COMPUTER TERMINOLOGY:
COMPUTER: Instrument of torture. The first computer was invented by
Roger
"Duffy" Billingsly, a British scientist. In a plot to overthrow Hitler,
Duffy disguised
himself as a German ally and offered his invention as a gift to the
dictator. The plot
worked. On April 8, 1945, Hitler became so enraged at the "Incompatible
File
Format" error message that he shot himself. The war ended soon after
Hitler's
death, and Duffy began working for IBM.
DEFAULT DIRECTORY: Black Hole. Default directory is where all the files
that
you need disappear.
ERROR MESSAGE: Terse, baffling remark used by programmers to place blame
on users for their program's shortcomings.
HELP: The feature that assists in generating more questions. When the
Help
feature is used correctly, users are able to navigate through a series
of Help
screens and end up where they started from without learning a darn
thing.
INPUT/OUTPUT: Information is "input" from the keyboard as intelligible
data and
"output" to the printer as unrecognizable crud.

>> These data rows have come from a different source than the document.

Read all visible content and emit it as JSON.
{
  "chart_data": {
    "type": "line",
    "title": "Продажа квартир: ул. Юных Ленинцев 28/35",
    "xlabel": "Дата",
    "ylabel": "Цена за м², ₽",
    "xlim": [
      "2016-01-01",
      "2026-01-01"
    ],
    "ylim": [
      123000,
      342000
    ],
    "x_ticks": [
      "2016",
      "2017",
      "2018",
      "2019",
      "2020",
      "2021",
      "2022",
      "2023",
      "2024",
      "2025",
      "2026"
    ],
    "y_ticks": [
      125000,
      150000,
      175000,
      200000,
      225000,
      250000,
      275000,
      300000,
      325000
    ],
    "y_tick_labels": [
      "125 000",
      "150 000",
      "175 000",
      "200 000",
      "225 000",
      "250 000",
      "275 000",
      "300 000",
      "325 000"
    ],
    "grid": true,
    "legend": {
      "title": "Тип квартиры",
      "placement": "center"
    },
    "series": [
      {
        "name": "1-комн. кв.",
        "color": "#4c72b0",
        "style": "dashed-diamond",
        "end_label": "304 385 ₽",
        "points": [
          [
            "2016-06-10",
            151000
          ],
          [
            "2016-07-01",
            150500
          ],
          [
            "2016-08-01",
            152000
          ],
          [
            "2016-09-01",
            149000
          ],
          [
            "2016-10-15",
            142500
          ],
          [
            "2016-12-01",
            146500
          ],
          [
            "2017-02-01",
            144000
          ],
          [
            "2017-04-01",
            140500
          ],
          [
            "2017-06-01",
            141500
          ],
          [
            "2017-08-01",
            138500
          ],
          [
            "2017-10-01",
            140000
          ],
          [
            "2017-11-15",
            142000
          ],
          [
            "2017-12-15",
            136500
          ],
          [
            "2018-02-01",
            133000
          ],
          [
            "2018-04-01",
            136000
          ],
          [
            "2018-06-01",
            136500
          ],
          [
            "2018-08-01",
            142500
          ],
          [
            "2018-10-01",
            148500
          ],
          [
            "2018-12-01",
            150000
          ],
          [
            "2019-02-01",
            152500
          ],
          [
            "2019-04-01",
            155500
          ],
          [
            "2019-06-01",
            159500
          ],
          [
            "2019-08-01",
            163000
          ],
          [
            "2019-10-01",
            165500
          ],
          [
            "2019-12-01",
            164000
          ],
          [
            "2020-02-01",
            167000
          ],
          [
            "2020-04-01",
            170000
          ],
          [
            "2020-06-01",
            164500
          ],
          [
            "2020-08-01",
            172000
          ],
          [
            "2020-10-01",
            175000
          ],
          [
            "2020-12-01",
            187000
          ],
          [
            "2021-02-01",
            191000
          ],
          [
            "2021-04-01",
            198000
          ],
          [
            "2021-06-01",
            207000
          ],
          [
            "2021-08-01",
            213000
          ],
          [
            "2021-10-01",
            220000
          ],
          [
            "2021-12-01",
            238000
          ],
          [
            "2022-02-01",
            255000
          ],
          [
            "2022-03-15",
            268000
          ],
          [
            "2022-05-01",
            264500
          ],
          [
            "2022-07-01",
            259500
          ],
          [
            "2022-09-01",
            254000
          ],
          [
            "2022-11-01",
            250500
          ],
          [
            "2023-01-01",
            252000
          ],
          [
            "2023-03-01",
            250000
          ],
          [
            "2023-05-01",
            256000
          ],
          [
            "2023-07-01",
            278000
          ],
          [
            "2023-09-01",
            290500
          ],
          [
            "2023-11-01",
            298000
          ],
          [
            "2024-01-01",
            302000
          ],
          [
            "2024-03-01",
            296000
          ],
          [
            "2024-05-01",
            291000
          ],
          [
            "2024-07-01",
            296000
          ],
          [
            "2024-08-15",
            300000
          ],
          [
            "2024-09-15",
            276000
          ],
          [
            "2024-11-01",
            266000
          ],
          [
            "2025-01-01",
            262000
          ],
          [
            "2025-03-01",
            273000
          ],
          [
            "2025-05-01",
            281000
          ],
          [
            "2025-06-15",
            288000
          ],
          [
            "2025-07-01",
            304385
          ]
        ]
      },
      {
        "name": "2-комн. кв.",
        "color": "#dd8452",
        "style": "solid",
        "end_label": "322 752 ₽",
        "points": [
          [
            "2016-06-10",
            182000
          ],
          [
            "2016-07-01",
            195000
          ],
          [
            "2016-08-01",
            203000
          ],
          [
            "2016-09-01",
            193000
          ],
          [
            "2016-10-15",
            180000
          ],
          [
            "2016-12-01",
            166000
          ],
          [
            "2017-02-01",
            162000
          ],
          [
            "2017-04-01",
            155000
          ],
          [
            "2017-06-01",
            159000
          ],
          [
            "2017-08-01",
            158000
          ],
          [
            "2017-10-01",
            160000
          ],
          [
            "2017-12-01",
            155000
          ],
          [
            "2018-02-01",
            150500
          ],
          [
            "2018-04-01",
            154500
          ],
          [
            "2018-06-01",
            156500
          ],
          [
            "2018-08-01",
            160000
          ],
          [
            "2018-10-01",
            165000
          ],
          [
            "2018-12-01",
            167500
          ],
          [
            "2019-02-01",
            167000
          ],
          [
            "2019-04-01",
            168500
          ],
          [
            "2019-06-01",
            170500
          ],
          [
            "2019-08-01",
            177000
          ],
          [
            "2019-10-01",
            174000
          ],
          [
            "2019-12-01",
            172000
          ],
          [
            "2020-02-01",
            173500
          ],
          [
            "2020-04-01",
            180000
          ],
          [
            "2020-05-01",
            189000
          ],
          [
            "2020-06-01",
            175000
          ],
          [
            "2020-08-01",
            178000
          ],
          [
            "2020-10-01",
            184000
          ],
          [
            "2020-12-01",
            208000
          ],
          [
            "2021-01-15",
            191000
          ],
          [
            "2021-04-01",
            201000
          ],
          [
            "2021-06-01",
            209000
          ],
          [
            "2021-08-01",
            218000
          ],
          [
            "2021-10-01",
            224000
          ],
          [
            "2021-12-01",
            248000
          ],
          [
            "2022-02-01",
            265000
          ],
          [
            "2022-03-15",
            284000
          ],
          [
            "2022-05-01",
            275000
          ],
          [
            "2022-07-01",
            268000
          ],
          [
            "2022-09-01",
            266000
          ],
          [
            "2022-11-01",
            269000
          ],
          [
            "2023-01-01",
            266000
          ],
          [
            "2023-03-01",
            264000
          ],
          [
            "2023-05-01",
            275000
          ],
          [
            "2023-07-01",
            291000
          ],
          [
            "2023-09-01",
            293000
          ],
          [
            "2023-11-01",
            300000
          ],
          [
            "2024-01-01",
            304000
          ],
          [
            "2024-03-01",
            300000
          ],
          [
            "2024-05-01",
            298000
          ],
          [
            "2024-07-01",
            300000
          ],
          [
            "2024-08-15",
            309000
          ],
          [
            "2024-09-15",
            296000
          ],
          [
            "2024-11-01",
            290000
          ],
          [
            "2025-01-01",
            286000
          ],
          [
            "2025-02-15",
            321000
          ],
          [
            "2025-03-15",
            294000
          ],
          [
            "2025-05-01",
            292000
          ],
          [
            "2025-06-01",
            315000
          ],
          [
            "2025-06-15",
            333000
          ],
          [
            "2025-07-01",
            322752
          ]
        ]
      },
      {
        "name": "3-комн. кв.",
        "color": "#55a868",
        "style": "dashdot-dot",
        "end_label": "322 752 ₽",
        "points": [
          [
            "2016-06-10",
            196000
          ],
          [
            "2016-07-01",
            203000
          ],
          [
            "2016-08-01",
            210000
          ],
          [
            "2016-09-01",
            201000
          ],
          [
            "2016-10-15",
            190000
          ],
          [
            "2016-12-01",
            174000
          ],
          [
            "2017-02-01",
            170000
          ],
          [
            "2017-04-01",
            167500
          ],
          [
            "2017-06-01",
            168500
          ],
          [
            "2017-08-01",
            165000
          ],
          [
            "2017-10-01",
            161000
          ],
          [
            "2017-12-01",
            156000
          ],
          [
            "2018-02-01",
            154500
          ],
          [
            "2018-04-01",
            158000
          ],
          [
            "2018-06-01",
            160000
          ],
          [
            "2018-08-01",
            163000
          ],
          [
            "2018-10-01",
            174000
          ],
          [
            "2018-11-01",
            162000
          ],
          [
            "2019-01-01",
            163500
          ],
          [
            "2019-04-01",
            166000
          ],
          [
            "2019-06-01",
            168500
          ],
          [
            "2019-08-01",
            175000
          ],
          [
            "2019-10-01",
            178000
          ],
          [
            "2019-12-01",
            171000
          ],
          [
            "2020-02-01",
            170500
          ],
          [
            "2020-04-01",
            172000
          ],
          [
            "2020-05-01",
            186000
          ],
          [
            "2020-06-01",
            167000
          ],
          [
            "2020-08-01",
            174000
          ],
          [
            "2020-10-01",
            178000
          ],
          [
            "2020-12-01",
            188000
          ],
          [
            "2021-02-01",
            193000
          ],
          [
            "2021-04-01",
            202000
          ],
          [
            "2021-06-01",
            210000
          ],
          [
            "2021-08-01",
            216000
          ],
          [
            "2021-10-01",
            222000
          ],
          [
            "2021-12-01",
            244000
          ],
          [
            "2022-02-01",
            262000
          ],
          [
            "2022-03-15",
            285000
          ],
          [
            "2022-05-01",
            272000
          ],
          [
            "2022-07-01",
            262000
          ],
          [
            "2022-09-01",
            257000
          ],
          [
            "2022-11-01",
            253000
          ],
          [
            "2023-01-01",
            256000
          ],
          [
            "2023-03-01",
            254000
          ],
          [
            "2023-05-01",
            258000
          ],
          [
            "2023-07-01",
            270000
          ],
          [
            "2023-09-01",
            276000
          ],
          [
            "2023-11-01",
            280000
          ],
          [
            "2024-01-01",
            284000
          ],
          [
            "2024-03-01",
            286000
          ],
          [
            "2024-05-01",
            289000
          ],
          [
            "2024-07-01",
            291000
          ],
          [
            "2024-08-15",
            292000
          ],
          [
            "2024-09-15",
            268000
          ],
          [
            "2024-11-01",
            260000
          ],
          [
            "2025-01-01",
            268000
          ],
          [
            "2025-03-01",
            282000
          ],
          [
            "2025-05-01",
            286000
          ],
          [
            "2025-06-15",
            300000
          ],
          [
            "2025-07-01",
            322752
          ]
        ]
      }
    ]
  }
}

PRINTER: A joke in poor taste. A printer consists of three main parts:
the case
the jammed paper
tray, and
the blinking
red light.
PROGRAMMERS: Computer avengers. Once members of that group of high school
nerds who wore tape on their glasses, played Dungeons and Dragons and
memorized "Star
Trek" episodes; now millionaires who create "user friendly" software
to get revenge on
whoever gave them noogies.
SCHEDULED RELEASE DATE: A carefully calculated date determined by estimating
the actual shipping date and subtracting six months from it.
USERS: Collective term for those who stare blankly at a monitor. Users
are divided into
three types: novice, intermediate and expert. Novice users are those
who are afraid that
simply pressing a key might break their computer. Intermediate users
are those who don't
know how to fix their computer after they've just pressed a key that
broke it. And expert
users are those who break other people's computers.